Further, they state: “Even if Kosovo declared itself an independent state it would be a dysfunctional one and a ward of the international community for the indefinite future. Corruption and organized crime are rampant. The economy, aside from international largesse and criminal activities, is nonviable. Law enforcement, integrity of the courts, protection of persons and property, and other prerequisites for statehood are proactively nonexistent.”

The authors point out that viable and lasting settlements of difficult issues “should result from negotiation and compromise. Such an outcome has been undermined by a U.S. promise to the Kosovo Albanians that their demands will be satisfied if they remain adamant and no agreement is reached with Belgrade. Such a promise cannot be justified by the claim, often heard from proponents of independence, that the Albanians’ ‘patience’ is running out, so independence must be granted without delay. This is nothing less than appeasing a threat of violence.”

U.S. and Russia

Of special interest are the authors’ comments on U.S. actions and Russia:

“Perhaps the most troubling aspect of the current policy is the dismissive attitude displayed toward Russia’s objections. Whatever disagreements the United States may have with Moscow on other issues, and there are many, the United States should not prompt an unnecessary crisis in U.S.- Russia relations. There are urgent matters regarding which the United States must work with Russia, including Iran’s nuclear intentions and North Korea’s nuclear capability. Such cooperation would be undercut by American action to neutralize Moscow’s legitimate concerns regarding Kosovo.
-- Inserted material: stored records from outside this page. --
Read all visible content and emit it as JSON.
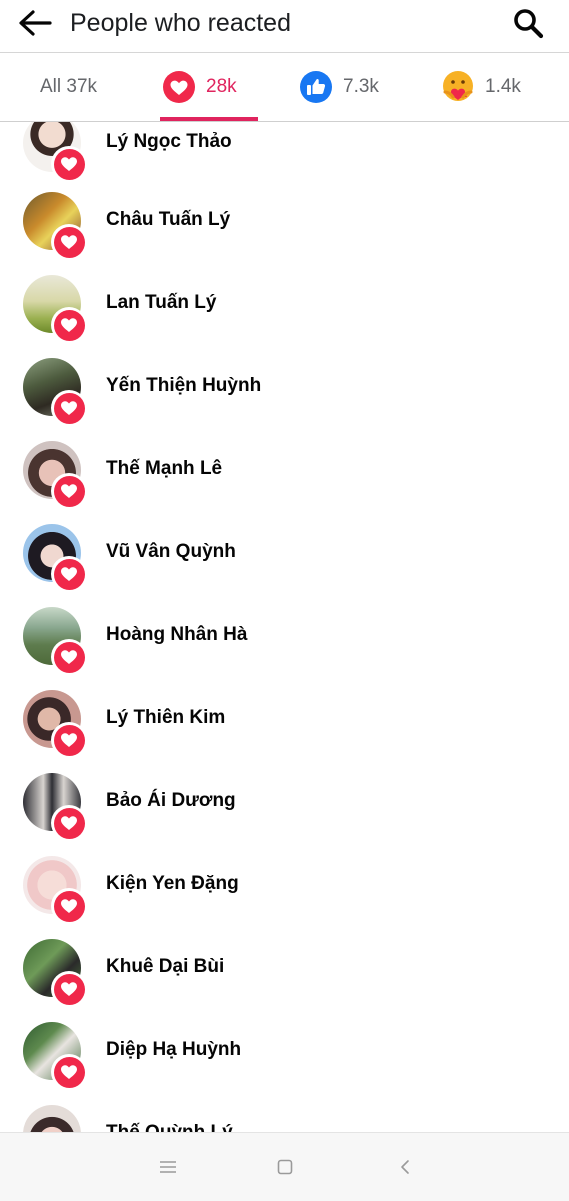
{
  "header": {
    "title": "People who reacted"
  },
  "tabs": [
    {
      "label": "All 37k"
    },
    {
      "label": "28k",
      "icon": "heart-icon"
    },
    {
      "label": "7.3k",
      "icon": "like-icon"
    },
    {
      "label": "1.4k",
      "icon": "care-icon"
    }
  ],
  "colors": {
    "accent": "#e0245e",
    "heart": "#f0284a",
    "like": "#1877f2",
    "care": "#f7b125"
  },
  "people": [
    {
      "name": "Lý Ngọc Thảo"
    },
    {
      "name": "Châu Tuấn Lý"
    },
    {
      "name": "Lan Tuấn Lý"
    },
    {
      "name": "Yến Thiện Huỳnh"
    },
    {
      "name": "Thế Mạnh Lê"
    },
    {
      "name": "Vũ Vân Quỳnh"
    },
    {
      "name": "Hoàng Nhân Hà"
    },
    {
      "name": "Lý Thiên Kim"
    },
    {
      "name": "Bảo Ái Dương"
    },
    {
      "name": "Kiện Yen Đặng"
    },
    {
      "name": "Khuê Dại Bùi"
    },
    {
      "name": "Diệp Hạ Huỳnh"
    },
    {
      "name": "Thế Quỳnh Lý"
    }
  ],
  "navbar": {
    "items": [
      "menu-icon",
      "home-icon",
      "back-icon"
    ]
  }
}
If the U.S. moves forward with recognizing Kosovo, Moscow’s passivity cannot be taken for granted. It may have been one thing in 1999 for the United States and NATO to take action against Yugoslavia over the objections of a weak Russia.

Today, it would be unwise to dismiss Russia’s willingness and ability to assist Serbia. On an issue of minor importance to the United States, is this a useful expenditure of significant political capital with Russia?” (Emphasis added.)

I concur with these comments about Russia and go further. Since the end of the Cold War, the U.S. should have done much more to develop its relationships with Russia. We should have recognized during the Clinton administration and the current Bush administration that Russia is central to the United States’ international interests. We should be seeking a “special relationship” with Russia and eliminate the special relationship with Britain, a second level nation, who has undermined U.S. efforts to develop a strong, mutually beneficial U.S.- Russia relationship. Russia and China are the most important countries in the world for U.S. interests, and Britain is down the ladder.

Under Prime Minister Kostas Karamanlis, Greece has dramatically increased its relations with Russia, economically and culturally. The Russia—Greece agreement regarding the Burgas—Alexandroupolis oil and gas pipeline and Russia’s plan for pipelines under the Black Sea to carry oil and gas to Bulgaria and then through Greece to Italy, represent a major increase in Greece-Russia relations.

Greece—the key for U.S.

Greece is the strategic, economic and political key for the U.S. in the Balkans and the Eastern Mediterranean, not Turkey. And Greece’s role as a bridge to Russia can be important to U.S. interests, particularly when the U.S. stops taking Greece for granted and recognizes Greece’s importance to the U.S. and its reliability as an ally.

Doug Bandow made another key point in his remarks, namely, that our friends should speak up when they believe American policies are wrong. He was specifically referring to Greece, among other nations, and urged Greece to strongly voice its views regarding Kosovo and other issues.

Call and write to President Bush and Secretary of State Rice and urge them in the interests of the U.S. to reassess U.S.—Kosovo policy and oppose independence for Kosovo and support U.N. Security Council Resolution 1244.